Under hydro stress, off-peak prices could remain near €90–110/MWh, while evening peaks systematically clear €180–240/MWh, with extreme days exceeding January’s levels despite milder temperatures. The defining feature here is not energy scarcity, but shape scarcity. Systems such as Serbia and Croatia, already exposed to evening ramps, would see disproportionate cost inflation for peak-weighted loads. Montenegro would face amplified volatility, with extreme lows disappearing and high-price days becoming dominant due to reduced import optionality.

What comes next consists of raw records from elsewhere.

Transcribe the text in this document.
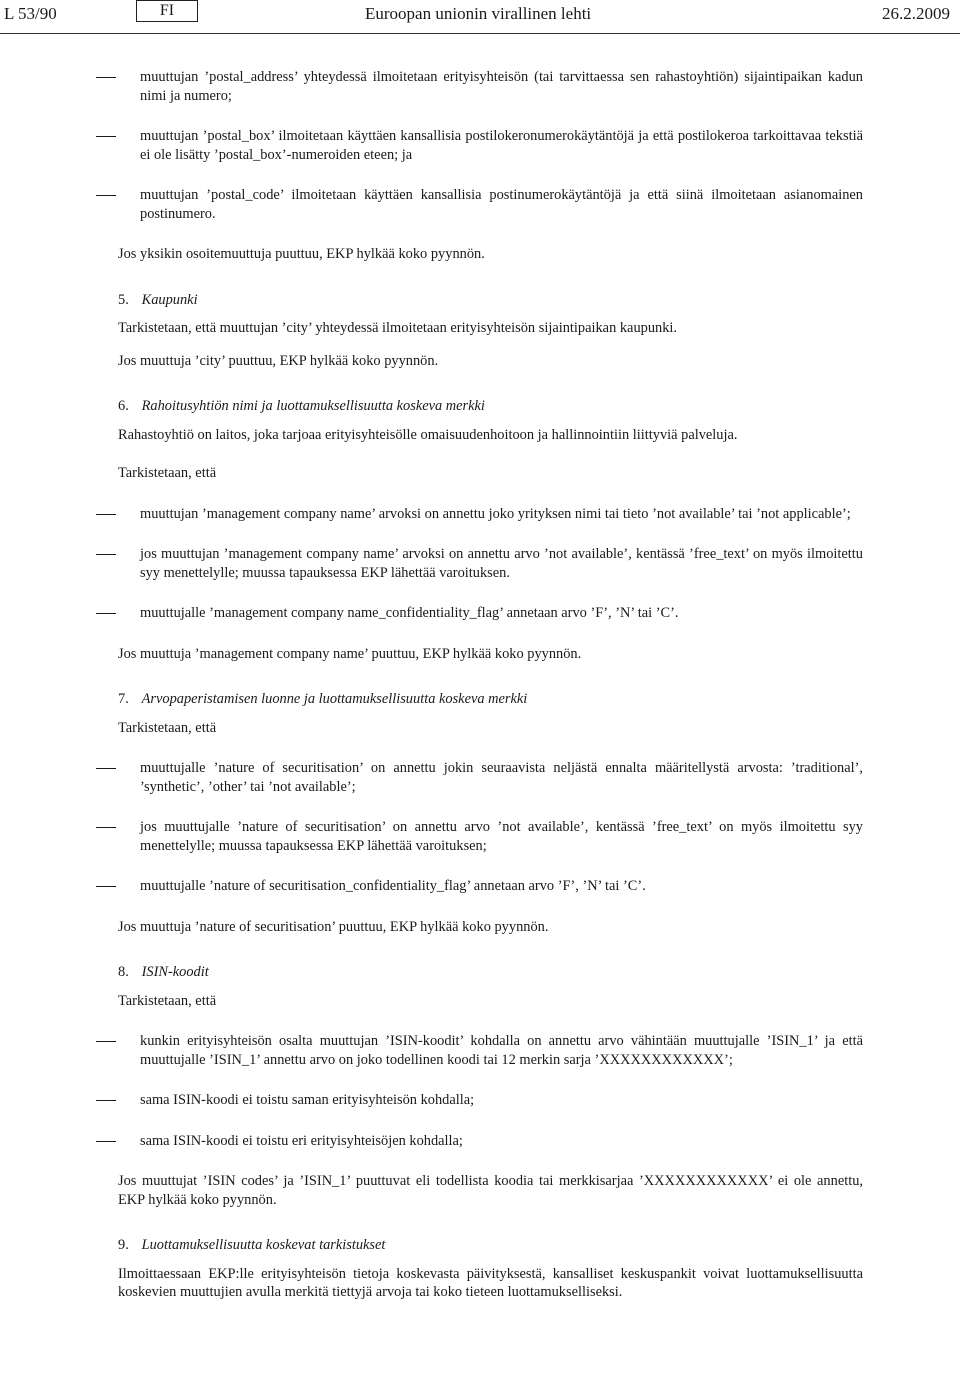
L 53/90	FI	Euroopan unionin virallinen lehti	26.2.2009

muuttujan ’postal_address’ yhteydessä ilmoitetaan erityisyhteisön (tai tarvittaessa sen rahastoyhtiön) sijaintipaikan kadun nimi ja numero;

muuttujan ’postal_box’ ilmoitetaan käyttäen kansallisia postilokeronumerokäytäntöjä ja että postilokeroa tarkoittavaa tekstiä ei ole lisätty ’postal_box’-numeroiden eteen; ja

muuttujan ’postal_code’ ilmoitetaan käyttäen kansallisia postinumerokäytäntöjä ja että siinä ilmoitetaan asianomainen postinumero.

Jos yksikin osoitemuuttuja puuttuu, EKP hylkää koko pyynnön.

5. Kaupunki

Tarkistetaan, että muuttujan ’city’ yhteydessä ilmoitetaan erityisyhteisön sijaintipaikan kaupunki.

Jos muuttuja ’city’ puuttuu, EKP hylkää koko pyynnön.

6. Rahoitusyhtiön nimi ja luottamuksellisuutta koskeva merkki

Rahastoyhtiö on laitos, joka tarjoaa erityisyhteisölle omaisuudenhoitoon ja hallinnointiin liittyviä palveluja.

Tarkistetaan, että

muuttujan ’management company name’ arvoksi on annettu joko yrityksen nimi tai tieto ’not available’ tai ’not applicable’;

jos muuttujan ’management company name’ arvoksi on annettu arvo ’not available’, kentässä ’free_text’ on myös ilmoitettu syy menettelylle; muussa tapauksessa EKP lähettää varoituksen.

muuttujalle ’management company name_confidentiality_flag’ annetaan arvo ’F’, ’N’ tai ’C’.

Jos muuttuja ’management company name’ puuttuu, EKP hylkää koko pyynnön.

7. Arvopaperistamisen luonne ja luottamuksellisuutta koskeva merkki

Tarkistetaan, että

muuttujalle ’nature of securitisation’ on annettu jokin seuraavista neljästä ennalta määritellystä arvosta: ’traditional’, ’synthetic’, ’other’ tai ’not available’;

jos muuttujalle ’nature of securitisation’ on annettu arvo ’not available’, kentässä ’free_text’ on myös ilmoitettu syy menettelylle; muussa tapauksessa EKP lähettää varoituksen;

muuttujalle ’nature of securitisation_confidentiality_flag’ annetaan arvo ’F’, ’N’ tai ’C’.

Jos muuttuja ’nature of securitisation’ puuttuu, EKP hylkää koko pyynnön.

8. ISIN-koodit

Tarkistetaan, että

kunkin erityisyhteisön osalta muuttujan ’ISIN-koodit’ kohdalla on annettu arvo vähintään muuttujalle ’ISIN_1’ ja että muuttujalle ’ISIN_1’ annettu arvo on joko todellinen koodi tai 12 merkin sarja ’XXXXXXXXXXXX’;

sama ISIN-koodi ei toistu saman erityisyhteisön kohdalla;

sama ISIN-koodi ei toistu eri erityisyhteisöjen kohdalla;

Jos muuttujat ’ISIN codes’ ja ’ISIN_1’ puuttuvat eli todellista koodia tai merkkisarjaa ’XXXXXXXXXXXX’ ei ole annettu, EKP hylkää koko pyynnön.

9. Luottamuksellisuutta koskevat tarkistukset

Ilmoittaessaan EKP:lle erityisyhteisön tietoja koskevasta päivityksestä, kansalliset keskuspankit voivat luottamuksellisuutta koskevien muuttujien avulla merkitä tiettyjä arvoja tai koko tieteen luottamukselliseksi.
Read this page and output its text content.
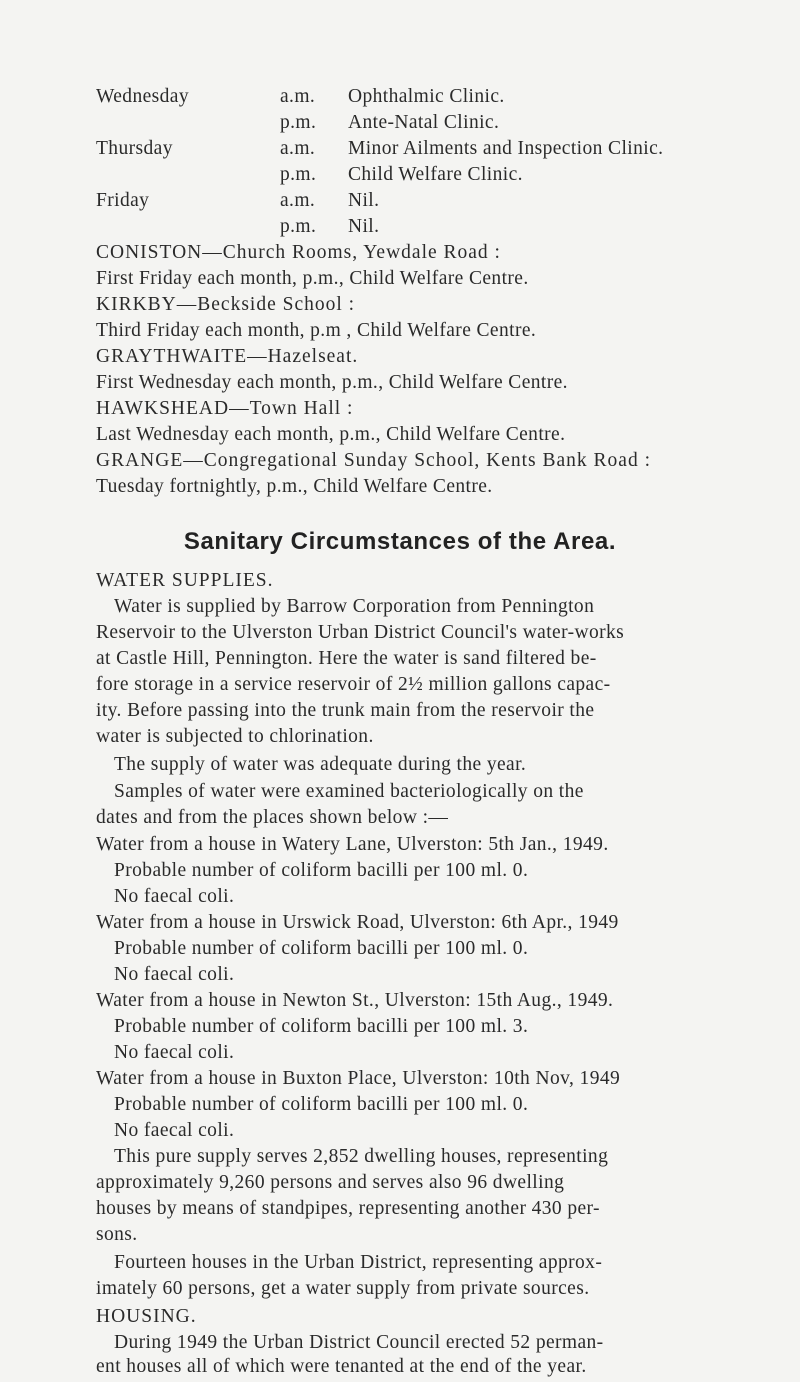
Wednesday	a.m. Ophthalmic Clinic.
p.m. Ante-Natal Clinic.
Thursday	a.m. Minor Ailments and Inspection Clinic.
p.m. Child Welfare Clinic.
Friday	a.m. Nil.
p.m. Nil.
CONISTON—Church Rooms, Yewdale Road :
First Friday each month, p.m., Child Welfare Centre.
KIRKBY—Beckside School :
Third Friday each month, p.m , Child Welfare Centre.
GRAYTHWAITE—Hazelseat.
First Wednesday each month, p.m., Child Welfare Centre.
HAWKSHEAD—Town Hall :
Last Wednesday each month, p.m., Child Welfare Centre.
GRANGE—Congregational Sunday School, Kents Bank Road :
Tuesday fortnightly, p.m., Child Welfare Centre.
Sanitary Circumstances of the Area.
WATER SUPPLIES.
Water is supplied by Barrow Corporation from Pennington
Reservoir to the Ulverston Urban District Council's water-works
at Castle Hill, Pennington. Here the water is sand filtered be-
fore storage in a service reservoir of 2½ million gallons capac-
ity. Before passing into the trunk main from the reservoir the
water is subjected to chlorination.
The supply of water was adequate during the year.
Samples of water were examined bacteriologically on the
dates and from the places shown below :—
Water from a house in Watery Lane, Ulverston: 5th Jan., 1949.
Probable number of coliform bacilli per 100 ml. 0.
No faecal coli.
Water from a house in Urswick Road, Ulverston: 6th Apr., 1949
Probable number of coliform bacilli per 100 ml. 0.
No faecal coli.
Water from a house in Newton St., Ulverston: 15th Aug., 1949.
Probable number of coliform bacilli per 100 ml. 3.
No faecal coli.
Water from a house in Buxton Place, Ulverston: 10th Nov, 1949
Probable number of coliform bacilli per 100 ml. 0.
No faecal coli.
This pure supply serves 2,852 dwelling houses, representing
approximately 9,260 persons and serves also 96 dwelling
houses by means of standpipes, representing another 430 per-
sons.
Fourteen houses in the Urban District, representing approx-
imately 60 persons, get a water supply from private sources.
HOUSING.
During 1949 the Urban District Council erected 52 perman-
ent houses all of which were tenanted at the end of the year.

This is the most profitable environment for fast-response assets and the most damaging for flat-hedged buyers. It also accelerates curtailment risk for wind during off-peak hours, as insufficient hydro flexibility limits absorption.
Grid stress case: Interconnector congestion or reduced ATC
A degradation in cross-border availability—planned maintenance, forced outages, or operational derating—turns January’s fragmentation into a structural feature. The impact is asymmetric. Romania becomes more expensive faster, Croatia’s import-dependent hours reprice sharply, and Serbia’s peaks decouple violently from baseload.

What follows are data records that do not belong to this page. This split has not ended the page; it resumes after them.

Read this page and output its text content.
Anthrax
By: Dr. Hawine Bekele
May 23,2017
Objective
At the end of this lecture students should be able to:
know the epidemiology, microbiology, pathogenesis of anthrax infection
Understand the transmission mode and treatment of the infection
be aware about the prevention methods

In this scenario, price convergence fails precisely when it is most needed. Bulgaria and Hungary may remain relatively stable internally, while neighbouring systems clear at scarcity prices despite adequate regional supply. Small markets such as Montenegro experience the most extreme outcomes, with price distributions collapsing into a narrow band of high values rather than oscillating.
Grid stress does not need to be severe to matter. Even modest reductions in ATC during evening ramps are enough to force local marginal pricing. The result is higher volatility, higher congestion rents, and lower welfare for consumers.
Combined stress case: Nuclear + hydro or hydro + grid
The most dangerous configurations are combinations. A partial nuclear outage combined with weak hydrology produces systemic stress, not just volatility. In this case, February–March would resemble crisis winters, with sustained prices above €200/MWh, frequent peak prints above €300/MWh, and limited arbitrage relief. Market confidence deteriorates, forward curves lift, and risk premia return.
A hydro + grid stress combination is less catastrophic but highly redistributive. Prices spike locally while neighbouring systems remain cheaper, transferring value to asset owners behind constraints and penalising import-reliant buyers.
Portfolio-level implications
For generators, the stress tests confirm that flexibility remains the dominant value driver. Hydro, storage, and fast-ramping assets outperform in all adverse cases except pure nuclear stress, where baseload ownership becomes decisive. Nuclear-anchored exporters gain the most asymmetric upside when neighbours tighten.
For industrial buyers, the message is sharper. Flat baseload hedges protect averages but fail catastrophically under hydro or grid stress. Exposure to evening ramps must be explicitly managed through shape hedging, demand response, or contractual flexibility. Serbia and Croatia face the highest marginal risk due to their position between exporting and importing regimes.
For policymakers and TSOs, January plus these stress tests point to a structural conclusion: SEE is no longer energy-short, but flexibility-short. Investments that add flexibility—hydro optimisation, storage, grid reinforcement—deliver more price stability per euro than new energy-only capacity.
Taken together, the February–March outlook is not one of inevitable crisis, but of conditional instability. As long as nuclear remains online and hydrology holds, volatility is monetisable rather than destructive. Remove either pillar, and the same system that absorbed January’s shocks smoothly will reprice sharply, redistributing costs and exposing structural weaknesses that averages alone never reveal.